Knight Capital quickly called the company's top IT staff, and it took 2 minutes to find out the cause of the problem.
at 9: 5, the NYSE triggered the fuse mechanism and automatically suspended the trading of multiple stocks.
at 9: 58, the engineers of Knight Capital identified the root cause and shut down SMARS; on all servers; However, the damage has been done. Knight executed more than 4 million transactions in 154 stocks, totaling more than 397 million shares; It holds more than $3.5 billion in 8 stocks and about $3.15 billion in 74 stocks.

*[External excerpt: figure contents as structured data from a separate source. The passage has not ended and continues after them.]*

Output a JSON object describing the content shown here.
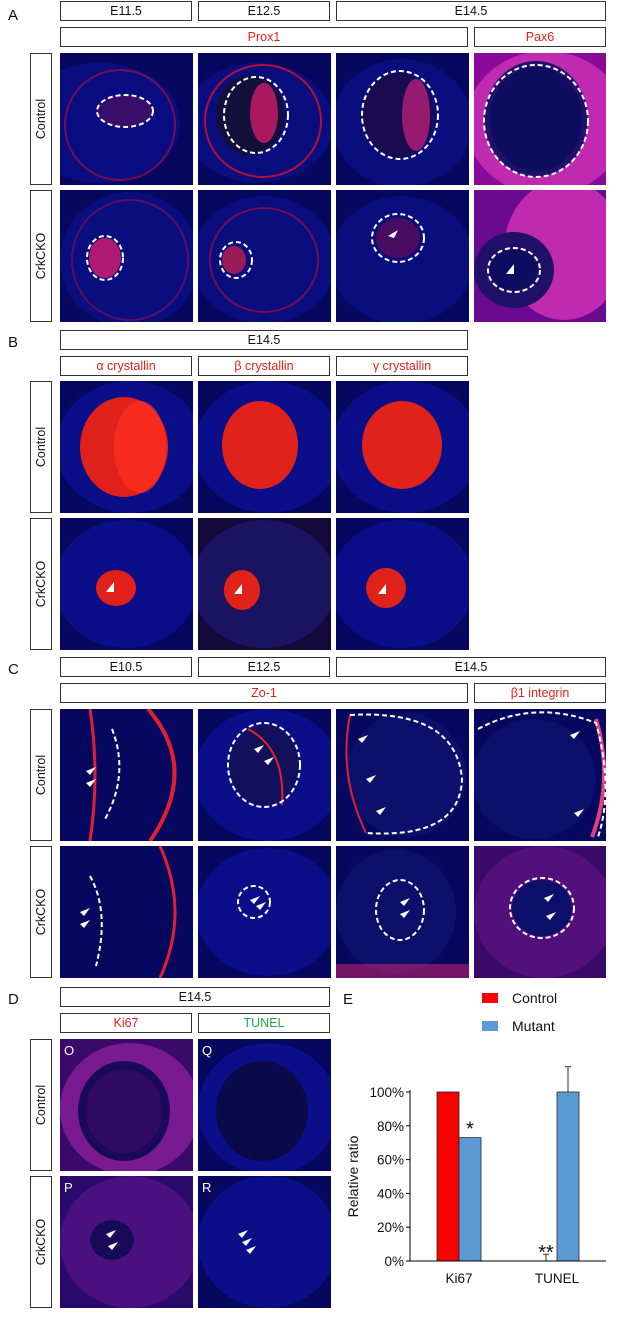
{
  "panels": {
    "A": {
      "letter": "A",
      "stages": [
        "E11.5",
        "E12.5",
        "E14.5"
      ],
      "markers": [
        "Prox1",
        "Pax6"
      ],
      "rows": [
        "Control",
        "CrkCKO"
      ]
    },
    "B": {
      "letter": "B",
      "stage": "E14.5",
      "markers": [
        "α crystallin",
        "β crystallin",
        "γ crystallin"
      ],
      "rows": [
        "Control",
        "CrkCKO"
      ]
    },
    "C": {
      "letter": "C",
      "stages": [
        "E10.5",
        "E12.5",
        "E14.5"
      ],
      "markers": [
        "Zo-1",
        "β1 integrin"
      ],
      "rows": [
        "Control",
        "CrkCKO"
      ]
    },
    "D": {
      "letter": "D",
      "stage": "E14.5",
      "markers": [
        "Ki67",
        "TUNEL"
      ],
      "rows": [
        "Control",
        "CrkCKO"
      ],
      "image_letters": [
        "O",
        "Q",
        "P",
        "R"
      ]
    },
    "E": {
      "letter": "E"
    }
  },
  "colors": {
    "control": "#ff0000",
    "mutant": "#5b9bd5",
    "marker_red": "#e2231a",
    "marker_green": "#1aa84a"
  },
  "chart_data": {
    "type": "bar",
    "categories": [
      "Ki67",
      "TUNEL"
    ],
    "series": [
      {
        "name": "Control",
        "values": [
          100,
          0
        ],
        "errors": [
          1,
          4
        ]
      },
      {
        "name": "Mutant",
        "values": [
          73,
          100
        ],
        "errors": [
          1,
          15
        ]
      }
    ],
    "ylabel": "Relative ratio",
    "ylim": [
      0,
      100
    ],
    "yticks": [
      "0%",
      "20%",
      "40%",
      "60%",
      "80%",
      "100%"
    ],
    "annotations": [
      "*",
      "**"
    ],
    "legend": "top-right"
  }
}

Knight Capital in Shock With the incident, its share price dropped from $1.33 on August 1st to $2.58. Moreover, heavyweight customers TDA Securities, Pioneer Fund and Wells Fargo Fund all announced that they would stop sending trading orders to Knight Capital. According to the statistics afterwards, within one hour of trading, Knight Capital bought about $7 billion in stock futures. According to the securities trading rules, Knight Capital must pay the fee of $7 billion in three days. Of course, he can't afford it at all.
Knight Capital applied to the exchange to cancel these trading orders, but the chairman of American Stock Exchange cancelled only six of them according to the regulations, and the others did not agree to cancel.

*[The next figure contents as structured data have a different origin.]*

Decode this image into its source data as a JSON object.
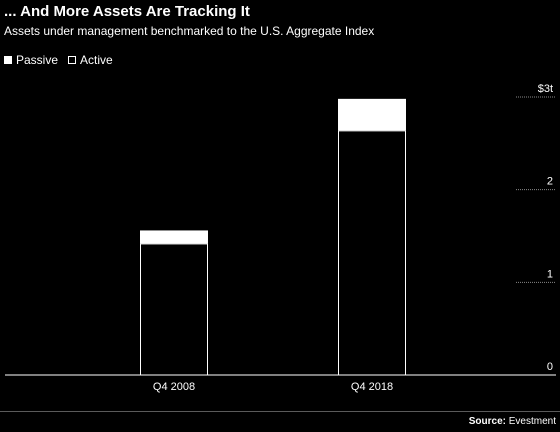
{
  "header": {
    "title": "... And More Assets Are Tracking It",
    "subtitle": "Assets under management benchmarked to the U.S. Aggregate Index"
  },
  "legend": {
    "passive_label": "Passive",
    "active_label": "Active"
  },
  "footer": {
    "source_label": "Source:",
    "source_value": "Evestment"
  },
  "colors": {
    "background": "#000000",
    "passive": "#ffffff",
    "active_outline": "#ffffff",
    "grid": "#888888"
  },
  "chart_data": {
    "type": "bar",
    "stacked": true,
    "categories": [
      "Q4 2008",
      "Q4 2018"
    ],
    "series": [
      {
        "name": "Active",
        "values": [
          1.42,
          2.64
        ]
      },
      {
        "name": "Passive",
        "values": [
          0.14,
          0.34
        ]
      }
    ],
    "ylim": [
      0,
      3
    ],
    "yticks": [
      0,
      1,
      2,
      3
    ],
    "ytick_labels": [
      "0",
      "1",
      "2",
      "$3t"
    ],
    "y_axis_side": "right",
    "legend_position": "top-left",
    "grid": true
  }
}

if knight capital sells its stock at a lower price the next day, the market may melt again. In order to stabilize the market, Goldman Sachs agreed to spend $44 million to buy some positions bought by BUG Software in Knight Capital at a discounted price.

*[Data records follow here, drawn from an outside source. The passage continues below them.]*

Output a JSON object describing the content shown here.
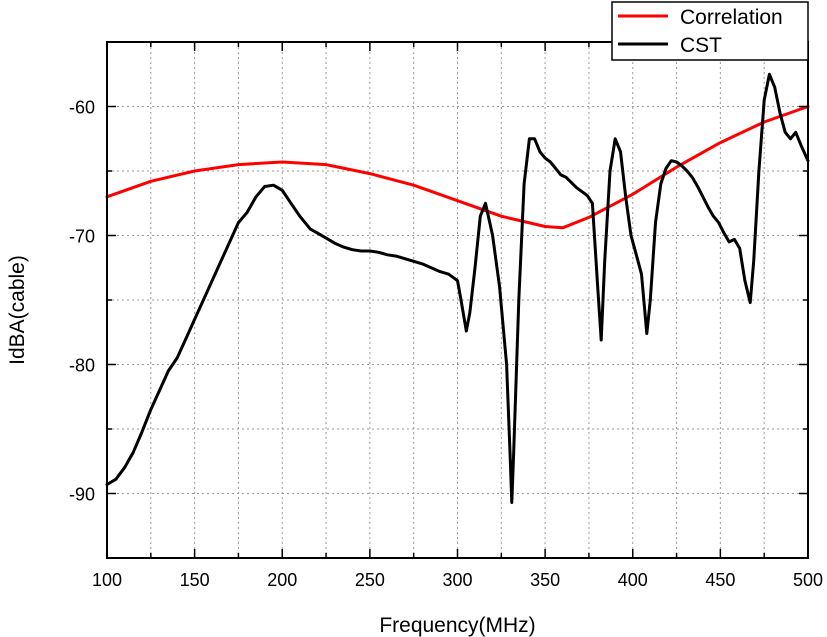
{
  "chart_data": {
    "type": "line",
    "xlabel": "Frequency(MHz)",
    "ylabel": "IdBA(cable)",
    "xlim": [
      100,
      500
    ],
    "ylim": [
      -95,
      -55
    ],
    "x_ticks": [
      100,
      150,
      200,
      250,
      300,
      350,
      400,
      450,
      500
    ],
    "x_tick_labels": [
      "100",
      "150",
      "200",
      "250",
      "300",
      "350",
      "400",
      "450",
      "500"
    ],
    "y_ticks": [
      -90,
      -80,
      -70,
      -60
    ],
    "y_tick_labels": [
      "-90",
      "-80",
      "-70",
      "-60"
    ],
    "grid": true,
    "legend_position": "top-right",
    "series": [
      {
        "name": "Correlation",
        "color": "#ff0000",
        "x": [
          100,
          125,
          150,
          175,
          200,
          225,
          250,
          275,
          300,
          325,
          350,
          360,
          375,
          400,
          425,
          450,
          475,
          500
        ],
        "y": [
          -67.0,
          -65.8,
          -65.0,
          -64.5,
          -64.3,
          -64.5,
          -65.2,
          -66.1,
          -67.3,
          -68.5,
          -69.3,
          -69.4,
          -68.6,
          -66.8,
          -64.7,
          -62.8,
          -61.2,
          -60.0
        ]
      },
      {
        "name": "CST",
        "color": "#000000",
        "x": [
          100,
          105,
          110,
          115,
          120,
          125,
          130,
          135,
          140,
          145,
          150,
          155,
          160,
          165,
          170,
          175,
          180,
          185,
          190,
          195,
          200,
          205,
          210,
          213,
          216,
          220,
          225,
          230,
          235,
          240,
          245,
          250,
          255,
          260,
          265,
          270,
          275,
          280,
          285,
          290,
          295,
          300,
          302,
          305,
          307,
          310,
          313,
          316,
          320,
          324,
          328,
          330,
          331,
          332,
          335,
          338,
          341,
          344,
          347,
          350,
          353,
          356,
          359,
          362,
          365,
          368,
          371,
          374,
          377,
          380,
          382,
          384,
          387,
          390,
          393,
          396,
          399,
          402,
          405,
          408,
          410,
          413,
          416,
          419,
          422,
          425,
          428,
          431,
          434,
          437,
          440,
          443,
          446,
          449,
          452,
          455,
          458,
          461,
          464,
          467,
          469,
          472,
          475,
          478,
          481,
          484,
          487,
          490,
          493,
          496,
          500
        ],
        "y": [
          -89.3,
          -88.9,
          -88.0,
          -86.8,
          -85.2,
          -83.5,
          -82.0,
          -80.5,
          -79.5,
          -78.0,
          -76.5,
          -75.0,
          -73.5,
          -72.0,
          -70.5,
          -69.0,
          -68.2,
          -67.0,
          -66.2,
          -66.1,
          -66.5,
          -67.5,
          -68.5,
          -69.0,
          -69.5,
          -69.8,
          -70.2,
          -70.6,
          -70.9,
          -71.1,
          -71.2,
          -71.2,
          -71.3,
          -71.5,
          -71.6,
          -71.8,
          -72.0,
          -72.2,
          -72.5,
          -72.8,
          -73.0,
          -73.5,
          -75.0,
          -77.4,
          -76.0,
          -72.5,
          -68.5,
          -67.5,
          -70.0,
          -74.0,
          -80.0,
          -87.0,
          -90.7,
          -87.0,
          -75.0,
          -66.0,
          -62.5,
          -62.5,
          -63.5,
          -64.0,
          -64.3,
          -64.8,
          -65.3,
          -65.5,
          -65.9,
          -66.3,
          -66.6,
          -66.9,
          -67.5,
          -74.0,
          -78.1,
          -72.0,
          -65.0,
          -62.5,
          -63.5,
          -67.0,
          -70.0,
          -71.5,
          -73.0,
          -77.6,
          -75.0,
          -69.0,
          -66.0,
          -64.8,
          -64.2,
          -64.3,
          -64.6,
          -65.0,
          -65.5,
          -66.2,
          -67.0,
          -67.8,
          -68.5,
          -69.0,
          -69.8,
          -70.5,
          -70.3,
          -71.0,
          -73.5,
          -75.2,
          -72.0,
          -65.0,
          -59.5,
          -57.5,
          -58.5,
          -60.5,
          -62.0,
          -62.5,
          -62.0,
          -63.0,
          -64.2
        ]
      }
    ]
  }
}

A week later, Knight Capital received $4 million in capital support. The following summer, he was acquired by a competitor.
years later, when interviewed by the former CEO of Knight Capital, he still believed that Knight Capital was not a technology company, but an economic company that used technology. Obviously, he regards technology as an auxiliary function, not the core competitiveness of the company. For complex systems with multi-system coupling, the strategies to reduce catastrophic failure are as follows:
1. Consciousness level
Catastrophic failure does not come from outside, but from internal technical failure or our wrong combination.
2. Tools and methods
If Knight Capital can strictly implement the methods of modern software development and operation practice, the incident may not happen. For example, using version control, writing test units, code review, automated testing, automated deployment, distributed deployment process, risk management, etc.
3. Time management
Timetable is another reason why Knight Capital failed to provide RLP solutions. IT project managers and CIOs should postpone overly aggressive delivery plans and use alternative phased plans to confront their business leaders. It is impulsive, naive and reckless to spend 3 days to implement, test and deploy major changes in the algorithmic trading system, which is used to make the market worth billions of dollars every day.
4. Encourage different opinions
Even after warning, you ignored it, so that the last hour of looking for mistakes was wasted. Enterprises must reward efficient reward mechanisms and encourage the effective presentation of different opinions.
One year later, on October 16th, 213, the US Securities and Exchange Commission fined Knight Capital $12 million for the illegal trading on August 1st.